As the authors note, the model can be fruitfully applied to the study of other deviant behaviors. As an example, we can take homosexuality. Although in a perfect world it would be wrong to label homosexuals as "deviant," most societies in the world consider it to be. And the study by Farrell and Nelson (1976) confirmed the validity of the model offered by Degher and Hughes. Their research suggests that homosexuals tend to define their identities largely in response to external cues (to a lesser extent, by internal cues, as well) and eventually internalize the external stereotypical descriptions of themselves.

Degher and Hughes' model, however, should not be generalized, as many "deviants" may come to realize their status to be perfectly normal, as is the case with homosexuals in the Netherlands or within liberal communities in the United States.

Question 2 Answer 2

Conforming behavior refers to a type of conformity in which an individual conforms to the wishes of others. The individual acts in compliance with the accepted values set by family, peers, workplace, the state, popular culture, or a combination of these factors. For example, an adolescent who lives in a family where most family members smoke or is friends with peers most of whom smoke, is more likely to start smoking than an adolescent who lives and spends time with non-smokers. In both cases, the individuals follow accepted norms and conform to the wishes of those who surround them. Research now shows that, in addition to family and peers, media plays a powerful role in disseminating popular culture that adolescents find appealing and therefore conform to (Villanti, Boulay, & Juon, 2011).

Primary deviance refers to norm violations that provoke limited reaction and has little effect on individual's self-esteem. For instance, an adolescent who smokes is considered deviant by a larger society, but it has little effect on him or her if he or she smokes in the presence of peers who are also smokers. Primary deviance is usually a temporary period, often leading to secondary deviance.

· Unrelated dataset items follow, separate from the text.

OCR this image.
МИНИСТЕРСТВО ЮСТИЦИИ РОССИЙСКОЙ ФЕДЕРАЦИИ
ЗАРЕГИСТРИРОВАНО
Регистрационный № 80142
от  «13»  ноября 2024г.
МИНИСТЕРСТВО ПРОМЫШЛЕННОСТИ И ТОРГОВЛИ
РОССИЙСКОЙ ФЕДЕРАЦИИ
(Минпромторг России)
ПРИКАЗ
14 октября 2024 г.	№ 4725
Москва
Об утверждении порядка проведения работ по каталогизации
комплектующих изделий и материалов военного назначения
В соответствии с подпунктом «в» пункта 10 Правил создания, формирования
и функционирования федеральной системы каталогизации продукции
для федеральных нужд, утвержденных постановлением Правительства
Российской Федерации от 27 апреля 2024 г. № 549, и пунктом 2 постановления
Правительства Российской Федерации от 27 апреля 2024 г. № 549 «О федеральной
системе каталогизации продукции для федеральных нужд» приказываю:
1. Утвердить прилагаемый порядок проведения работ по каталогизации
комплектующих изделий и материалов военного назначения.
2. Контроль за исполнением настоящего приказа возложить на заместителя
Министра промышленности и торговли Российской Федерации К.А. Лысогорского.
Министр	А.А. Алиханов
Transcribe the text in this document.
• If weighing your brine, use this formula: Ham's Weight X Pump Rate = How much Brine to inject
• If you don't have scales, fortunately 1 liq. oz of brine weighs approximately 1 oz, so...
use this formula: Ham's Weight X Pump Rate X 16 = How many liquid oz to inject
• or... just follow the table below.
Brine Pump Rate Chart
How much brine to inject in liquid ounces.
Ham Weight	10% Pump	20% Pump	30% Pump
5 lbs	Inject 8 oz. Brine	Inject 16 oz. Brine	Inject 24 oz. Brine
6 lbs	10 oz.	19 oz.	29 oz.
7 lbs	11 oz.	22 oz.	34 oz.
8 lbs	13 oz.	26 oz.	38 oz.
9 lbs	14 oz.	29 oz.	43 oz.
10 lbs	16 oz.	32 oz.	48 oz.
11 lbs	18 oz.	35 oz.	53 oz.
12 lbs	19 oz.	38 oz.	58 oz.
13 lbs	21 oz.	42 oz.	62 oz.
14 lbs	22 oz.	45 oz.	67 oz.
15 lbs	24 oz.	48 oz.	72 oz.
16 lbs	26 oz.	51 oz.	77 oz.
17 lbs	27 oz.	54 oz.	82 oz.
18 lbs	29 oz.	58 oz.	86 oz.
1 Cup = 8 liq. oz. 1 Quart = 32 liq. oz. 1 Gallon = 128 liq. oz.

Secondary deviance refers to acts that provoke condemnation or widespread disapproval, and "alters the individual's self-concept, and affects the performance of his/her social roles" (Adler & Adler, 2012, p. 285). If the aforementioned adolescent moves to a school where his/her peers do not smoke and disapprove of his/her smoking habit, the adolescent then internalizes the identity of a deviant behavior and perhaps goes into a seclusion and smokes even more as a responsive mechanism.

Question 3 Answer 3

As Robert Jenkot explains, methamphetamine producing groups are characterized by vertical hierarchy and are highly organized. They are generally divided into five hierarchical groups: Cooks at the top, followed by Gas Men/Juicers whose task is to get anhydrous ammonia, Shoppers who buy other required materials and get what the Cooks desire, Dope Hoes who are slightly above simple users and are there "to get laid" for meth or serve the sexual wishes of Cooks, and simple users who are there just to use meth but do nothing to help the production process.

These groups are highly organized and hierarchical because every activity and rank is related to production. Jenkot explains: "Status within these groups is related to the activity regarding the methamphetamine production process. The greater the involvement and/or risk with the production process, the higher the status" (Adler & Adler, 2012, pp. 416-7). If cocaine and other drugs are produced with chemicals imported from South America, methamphetamine is solely home-grown, which increases the importance of production and involvement in it. These groups therefore differ from others.